This article is participating in the Java Theme Month – Java Debug Notes Event, see the event link for details

Data Structure

First of all, we need to understand the structure of a HashMap

This is the data structure for the HashMap, which uses arrays plus linked lists

Two key values are generated

How is key generated? If you know a little bit about it, but you haven’t seen the source code, you probably think it has something to do with the hashCode method, but what does the source code do

static final int hash(Object key) { int h; return (key == null) ? 0 : (h = key.hashCode()) ^ (h >>> 16); }Copy the code

So what is this function? This thing is technically called a perturbation function, and again, why does it do that? We saw that in this function we did a hashCode, but before we were done, we did xor and shift 16 bits to the right, so the question is, why do we do that?

The key range generated by hashCode is so large [-2147483648, 2147483647] that it is nearly 4 billion in length. Subsequent processing is to reduce this length and make the data more hashed.

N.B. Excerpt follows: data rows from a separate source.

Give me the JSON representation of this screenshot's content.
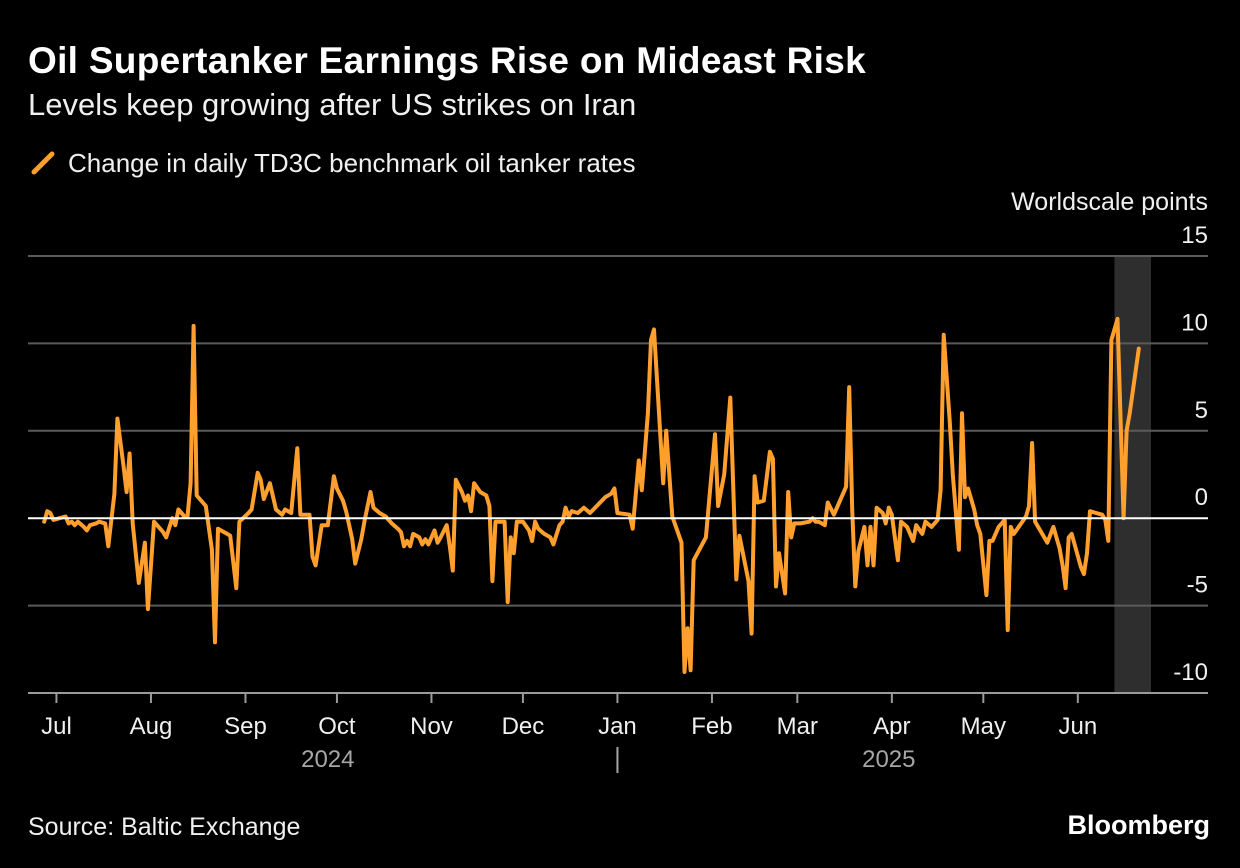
{
  "header": {
    "title": "Oil Supertanker Earnings Rise on Mideast Risk",
    "subtitle": "Levels keep growing after US strikes on Iran"
  },
  "footer": {
    "source": "Source: Baltic Exchange",
    "brand": "Bloomberg"
  },
  "colors": {
    "background": "#000000",
    "line": "#ff9f2e",
    "grid": "#5a5a5a",
    "zero_line": "#ffffff",
    "highlight_band": "#2e2e2e",
    "year_label": "#a6a6a6"
  },
  "chart_data": {
    "type": "line",
    "legend_position": "top-left",
    "grid": true,
    "ylabel": "Worldscale points",
    "ylim": [
      -10,
      15
    ],
    "y_ticks": [
      15,
      10,
      5,
      0,
      -5,
      -10
    ],
    "y_tick_labels": [
      "15",
      "10",
      "5",
      "0",
      "-5",
      "-10"
    ],
    "x_range": [
      "2024-06-22",
      "2025-06-25"
    ],
    "x_ticks": [
      {
        "date": "2024-07-01",
        "label": "Jul"
      },
      {
        "date": "2024-08-01",
        "label": "Aug"
      },
      {
        "date": "2024-09-01",
        "label": "Sep"
      },
      {
        "date": "2024-10-01",
        "label": "Oct"
      },
      {
        "date": "2024-11-01",
        "label": "Nov"
      },
      {
        "date": "2024-12-01",
        "label": "Dec"
      },
      {
        "date": "2025-01-01",
        "label": "Jan"
      },
      {
        "date": "2025-02-01",
        "label": "Feb"
      },
      {
        "date": "2025-03-01",
        "label": "Mar"
      },
      {
        "date": "2025-04-01",
        "label": "Apr"
      },
      {
        "date": "2025-05-01",
        "label": "May"
      },
      {
        "date": "2025-06-01",
        "label": "Jun"
      }
    ],
    "year_labels": [
      {
        "label": "2024",
        "date": "2024-09-28"
      },
      {
        "label": "2025",
        "date": "2025-03-31"
      }
    ],
    "year_divider": "2025-01-01",
    "highlight_range": [
      "2025-06-13",
      "2025-06-25"
    ],
    "series": [
      {
        "name": "Change in daily TD3C benchmark oil tanker rates",
        "points": [
          [
            "2024-06-27",
            -0.2
          ],
          [
            "2024-06-28",
            0.4
          ],
          [
            "2024-06-29",
            0.3
          ],
          [
            "2024-06-30",
            -0.1
          ],
          [
            "2024-07-02",
            0.0
          ],
          [
            "2024-07-04",
            0.1
          ],
          [
            "2024-07-05",
            -0.3
          ],
          [
            "2024-07-06",
            -0.2
          ],
          [
            "2024-07-07",
            -0.4
          ],
          [
            "2024-07-08",
            -0.2
          ],
          [
            "2024-07-10",
            -0.5
          ],
          [
            "2024-07-11",
            -0.7
          ],
          [
            "2024-07-12",
            -0.4
          ],
          [
            "2024-07-14",
            -0.3
          ],
          [
            "2024-07-15",
            -0.2
          ],
          [
            "2024-07-17",
            -0.3
          ],
          [
            "2024-07-18",
            -1.6
          ],
          [
            "2024-07-20",
            1.4
          ],
          [
            "2024-07-21",
            5.7
          ],
          [
            "2024-07-23",
            3.0
          ],
          [
            "2024-07-24",
            1.5
          ],
          [
            "2024-07-25",
            3.7
          ],
          [
            "2024-07-26",
            -0.3
          ],
          [
            "2024-07-28",
            -3.7
          ],
          [
            "2024-07-30",
            -1.4
          ],
          [
            "2024-07-31",
            -5.2
          ],
          [
            "2024-08-02",
            -0.2
          ],
          [
            "2024-08-03",
            -0.4
          ],
          [
            "2024-08-05",
            -0.8
          ],
          [
            "2024-08-06",
            -1.1
          ],
          [
            "2024-08-08",
            0.0
          ],
          [
            "2024-08-09",
            -0.4
          ],
          [
            "2024-08-10",
            0.5
          ],
          [
            "2024-08-12",
            0.1
          ],
          [
            "2024-08-13",
            0.1
          ],
          [
            "2024-08-14",
            2.0
          ],
          [
            "2024-08-15",
            11.0
          ],
          [
            "2024-08-16",
            1.3
          ],
          [
            "2024-08-19",
            0.7
          ],
          [
            "2024-08-21",
            -1.8
          ],
          [
            "2024-08-22",
            -7.1
          ],
          [
            "2024-08-23",
            -0.6
          ],
          [
            "2024-08-26",
            -0.9
          ],
          [
            "2024-08-27",
            -1.0
          ],
          [
            "2024-08-29",
            -4.0
          ],
          [
            "2024-08-30",
            -0.2
          ],
          [
            "2024-09-02",
            0.3
          ],
          [
            "2024-09-03",
            0.5
          ],
          [
            "2024-09-05",
            2.6
          ],
          [
            "2024-09-06",
            2.2
          ],
          [
            "2024-09-07",
            1.1
          ],
          [
            "2024-09-09",
            2.0
          ],
          [
            "2024-09-11",
            0.5
          ],
          [
            "2024-09-13",
            0.2
          ],
          [
            "2024-09-14",
            0.5
          ],
          [
            "2024-09-16",
            0.3
          ],
          [
            "2024-09-18",
            4.0
          ],
          [
            "2024-09-19",
            0.2
          ],
          [
            "2024-09-20",
            0.2
          ],
          [
            "2024-09-22",
            0.2
          ],
          [
            "2024-09-23",
            -2.2
          ],
          [
            "2024-09-24",
            -2.7
          ],
          [
            "2024-09-26",
            -0.4
          ],
          [
            "2024-09-28",
            -0.4
          ],
          [
            "2024-09-30",
            2.4
          ],
          [
            "2024-10-01",
            1.7
          ],
          [
            "2024-10-03",
            1.0
          ],
          [
            "2024-10-04",
            0.4
          ],
          [
            "2024-10-06",
            -1.2
          ],
          [
            "2024-10-07",
            -2.6
          ],
          [
            "2024-10-09",
            -1.2
          ],
          [
            "2024-10-10",
            -0.2
          ],
          [
            "2024-10-12",
            1.5
          ],
          [
            "2024-10-13",
            0.6
          ],
          [
            "2024-10-15",
            0.3
          ],
          [
            "2024-10-17",
            0.1
          ],
          [
            "2024-10-19",
            -0.3
          ],
          [
            "2024-10-21",
            -0.6
          ],
          [
            "2024-10-22",
            -0.8
          ],
          [
            "2024-10-23",
            -1.6
          ],
          [
            "2024-10-24",
            -1.3
          ],
          [
            "2024-10-25",
            -1.6
          ],
          [
            "2024-10-26",
            -0.9
          ],
          [
            "2024-10-28",
            -1.1
          ],
          [
            "2024-10-29",
            -1.5
          ],
          [
            "2024-10-30",
            -1.2
          ],
          [
            "2024-10-31",
            -1.5
          ],
          [
            "2024-11-02",
            -0.7
          ],
          [
            "2024-11-03",
            -1.4
          ],
          [
            "2024-11-04",
            -1.1
          ],
          [
            "2024-11-06",
            -0.4
          ],
          [
            "2024-11-07",
            -1.6
          ],
          [
            "2024-11-08",
            -3.0
          ],
          [
            "2024-11-09",
            2.2
          ],
          [
            "2024-11-11",
            1.5
          ],
          [
            "2024-11-12",
            1.0
          ],
          [
            "2024-11-13",
            1.3
          ],
          [
            "2024-11-14",
            0.4
          ],
          [
            "2024-11-15",
            2.0
          ],
          [
            "2024-11-17",
            1.5
          ],
          [
            "2024-11-19",
            1.3
          ],
          [
            "2024-11-20",
            0.7
          ],
          [
            "2024-11-21",
            -3.6
          ],
          [
            "2024-11-22",
            -0.2
          ],
          [
            "2024-11-23",
            -0.2
          ],
          [
            "2024-11-25",
            -0.2
          ],
          [
            "2024-11-26",
            -4.8
          ],
          [
            "2024-11-27",
            -1.1
          ],
          [
            "2024-11-28",
            -2.0
          ],
          [
            "2024-11-29",
            -0.2
          ],
          [
            "2024-12-01",
            -0.2
          ],
          [
            "2024-12-03",
            -0.7
          ],
          [
            "2024-12-04",
            -1.3
          ],
          [
            "2024-12-05",
            -0.2
          ],
          [
            "2024-12-06",
            -0.6
          ],
          [
            "2024-12-08",
            -0.9
          ],
          [
            "2024-12-10",
            -1.1
          ],
          [
            "2024-12-11",
            -1.5
          ],
          [
            "2024-12-13",
            -0.4
          ],
          [
            "2024-12-14",
            -0.2
          ],
          [
            "2024-12-15",
            0.6
          ],
          [
            "2024-12-16",
            0.1
          ],
          [
            "2024-12-17",
            0.4
          ],
          [
            "2024-12-19",
            0.3
          ],
          [
            "2024-12-21",
            0.6
          ],
          [
            "2024-12-23",
            0.3
          ],
          [
            "2024-12-28",
            1.2
          ],
          [
            "2024-12-30",
            1.4
          ],
          [
            "2024-12-31",
            1.7
          ],
          [
            "2025-01-01",
            0.3
          ],
          [
            "2025-01-05",
            0.2
          ],
          [
            "2025-01-06",
            -0.6
          ],
          [
            "2025-01-08",
            3.3
          ],
          [
            "2025-01-09",
            1.6
          ],
          [
            "2025-01-11",
            6.0
          ],
          [
            "2025-01-12",
            10.2
          ],
          [
            "2025-01-13",
            10.8
          ],
          [
            "2025-01-16",
            2.0
          ],
          [
            "2025-01-17",
            5.0
          ],
          [
            "2025-01-19",
            0.1
          ],
          [
            "2025-01-22",
            -1.4
          ],
          [
            "2025-01-23",
            -8.8
          ],
          [
            "2025-01-24",
            -6.3
          ],
          [
            "2025-01-25",
            -8.7
          ],
          [
            "2025-01-26",
            -2.4
          ],
          [
            "2025-01-30",
            -1.1
          ],
          [
            "2025-02-02",
            4.8
          ],
          [
            "2025-02-03",
            0.7
          ],
          [
            "2025-02-05",
            2.5
          ],
          [
            "2025-02-07",
            6.9
          ],
          [
            "2025-02-09",
            -3.5
          ],
          [
            "2025-02-10",
            -1.0
          ],
          [
            "2025-02-13",
            -3.6
          ],
          [
            "2025-02-14",
            -6.6
          ],
          [
            "2025-02-15",
            2.4
          ],
          [
            "2025-02-16",
            0.9
          ],
          [
            "2025-02-18",
            1.0
          ],
          [
            "2025-02-20",
            3.8
          ],
          [
            "2025-02-21",
            3.4
          ],
          [
            "2025-02-22",
            -3.9
          ],
          [
            "2025-02-23",
            -2.0
          ],
          [
            "2025-02-25",
            -4.3
          ],
          [
            "2025-02-26",
            1.5
          ],
          [
            "2025-02-27",
            -1.1
          ],
          [
            "2025-02-28",
            -0.3
          ],
          [
            "2025-03-02",
            -0.3
          ],
          [
            "2025-03-05",
            -0.2
          ],
          [
            "2025-03-06",
            0.0
          ],
          [
            "2025-03-07",
            -0.2
          ],
          [
            "2025-03-08",
            -0.2
          ],
          [
            "2025-03-10",
            -0.4
          ],
          [
            "2025-03-11",
            0.9
          ],
          [
            "2025-03-13",
            0.2
          ],
          [
            "2025-03-15",
            1.0
          ],
          [
            "2025-03-17",
            1.8
          ],
          [
            "2025-03-18",
            7.5
          ],
          [
            "2025-03-19",
            0.5
          ],
          [
            "2025-03-20",
            -3.9
          ],
          [
            "2025-03-21",
            -1.9
          ],
          [
            "2025-03-23",
            -0.5
          ],
          [
            "2025-03-24",
            -2.7
          ],
          [
            "2025-03-25",
            -0.5
          ],
          [
            "2025-03-26",
            -2.7
          ],
          [
            "2025-03-27",
            0.6
          ],
          [
            "2025-03-29",
            0.3
          ],
          [
            "2025-03-30",
            -0.3
          ],
          [
            "2025-03-31",
            0.6
          ],
          [
            "2025-04-01",
            0.2
          ],
          [
            "2025-04-03",
            -2.4
          ],
          [
            "2025-04-04",
            -0.2
          ],
          [
            "2025-04-06",
            -0.5
          ],
          [
            "2025-04-08",
            -1.3
          ],
          [
            "2025-04-09",
            -0.4
          ],
          [
            "2025-04-11",
            -0.9
          ],
          [
            "2025-04-12",
            -0.2
          ],
          [
            "2025-04-14",
            -0.5
          ],
          [
            "2025-04-16",
            -0.1
          ],
          [
            "2025-04-17",
            1.6
          ],
          [
            "2025-04-18",
            10.5
          ],
          [
            "2025-04-20",
            5.5
          ],
          [
            "2025-04-21",
            2.5
          ],
          [
            "2025-04-23",
            -1.8
          ],
          [
            "2025-04-24",
            6.0
          ],
          [
            "2025-04-25",
            1.2
          ],
          [
            "2025-04-26",
            1.7
          ],
          [
            "2025-04-28",
            0.5
          ],
          [
            "2025-04-29",
            -0.4
          ],
          [
            "2025-04-30",
            -0.9
          ],
          [
            "2025-05-02",
            -4.4
          ],
          [
            "2025-05-03",
            -1.3
          ],
          [
            "2025-05-04",
            -1.3
          ],
          [
            "2025-05-06",
            -0.5
          ],
          [
            "2025-05-08",
            -0.1
          ],
          [
            "2025-05-09",
            -6.4
          ],
          [
            "2025-05-10",
            -0.5
          ],
          [
            "2025-05-11",
            -0.9
          ],
          [
            "2025-05-13",
            -0.4
          ],
          [
            "2025-05-15",
            0.1
          ],
          [
            "2025-05-16",
            0.7
          ],
          [
            "2025-05-17",
            4.3
          ],
          [
            "2025-05-18",
            -0.2
          ],
          [
            "2025-05-21",
            -1.1
          ],
          [
            "2025-05-22",
            -1.4
          ],
          [
            "2025-05-24",
            -0.5
          ],
          [
            "2025-05-26",
            -1.7
          ],
          [
            "2025-05-27",
            -2.7
          ],
          [
            "2025-05-28",
            -4.0
          ],
          [
            "2025-05-29",
            -1.1
          ],
          [
            "2025-05-30",
            -0.9
          ],
          [
            "2025-06-02",
            -2.8
          ],
          [
            "2025-06-03",
            -3.2
          ],
          [
            "2025-06-04",
            -2.0
          ],
          [
            "2025-06-05",
            0.4
          ],
          [
            "2025-06-07",
            0.3
          ],
          [
            "2025-06-09",
            0.2
          ],
          [
            "2025-06-10",
            -0.1
          ],
          [
            "2025-06-11",
            -1.3
          ],
          [
            "2025-06-12",
            10.2
          ],
          [
            "2025-06-14",
            11.4
          ],
          [
            "2025-06-16",
            0.0
          ],
          [
            "2025-06-17",
            5.0
          ],
          [
            "2025-06-18",
            6.0
          ],
          [
            "2025-06-21",
            9.7
          ]
        ]
      }
    ]
  }
}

The initial size of the HashMap

What is the initial size of a HashMap? I believe some of you will say 16, and many of you don’t know why? Because they haven’t been exposed to expansion. So that gives us another scientific name: initialize capacity, which must be a multiple of two, and will be a multiple of two after expansion, because only a multiple of two -1 will appear in binary as 0001. The following provides a calculation after the expansion of the function source, the scientific name of the calculation threshold size method

static final int tableSizeFor(int cap) { int n = cap - 1; n |= n >>> 1; n |= n >>> 2; n |= n >>> 4; n |= n >>> 8; n |= n >>> 16; return (n < 0) ? 1 : (n >= MAXIMUM_CAPACITY) ? MAXIMUM_CAPACITY : n + 1; }Copy the code

Capacity expansion also refers to a scientific name load factor. The default load factor is 0.75, which means that the array is filled to 3/4 of the capacity.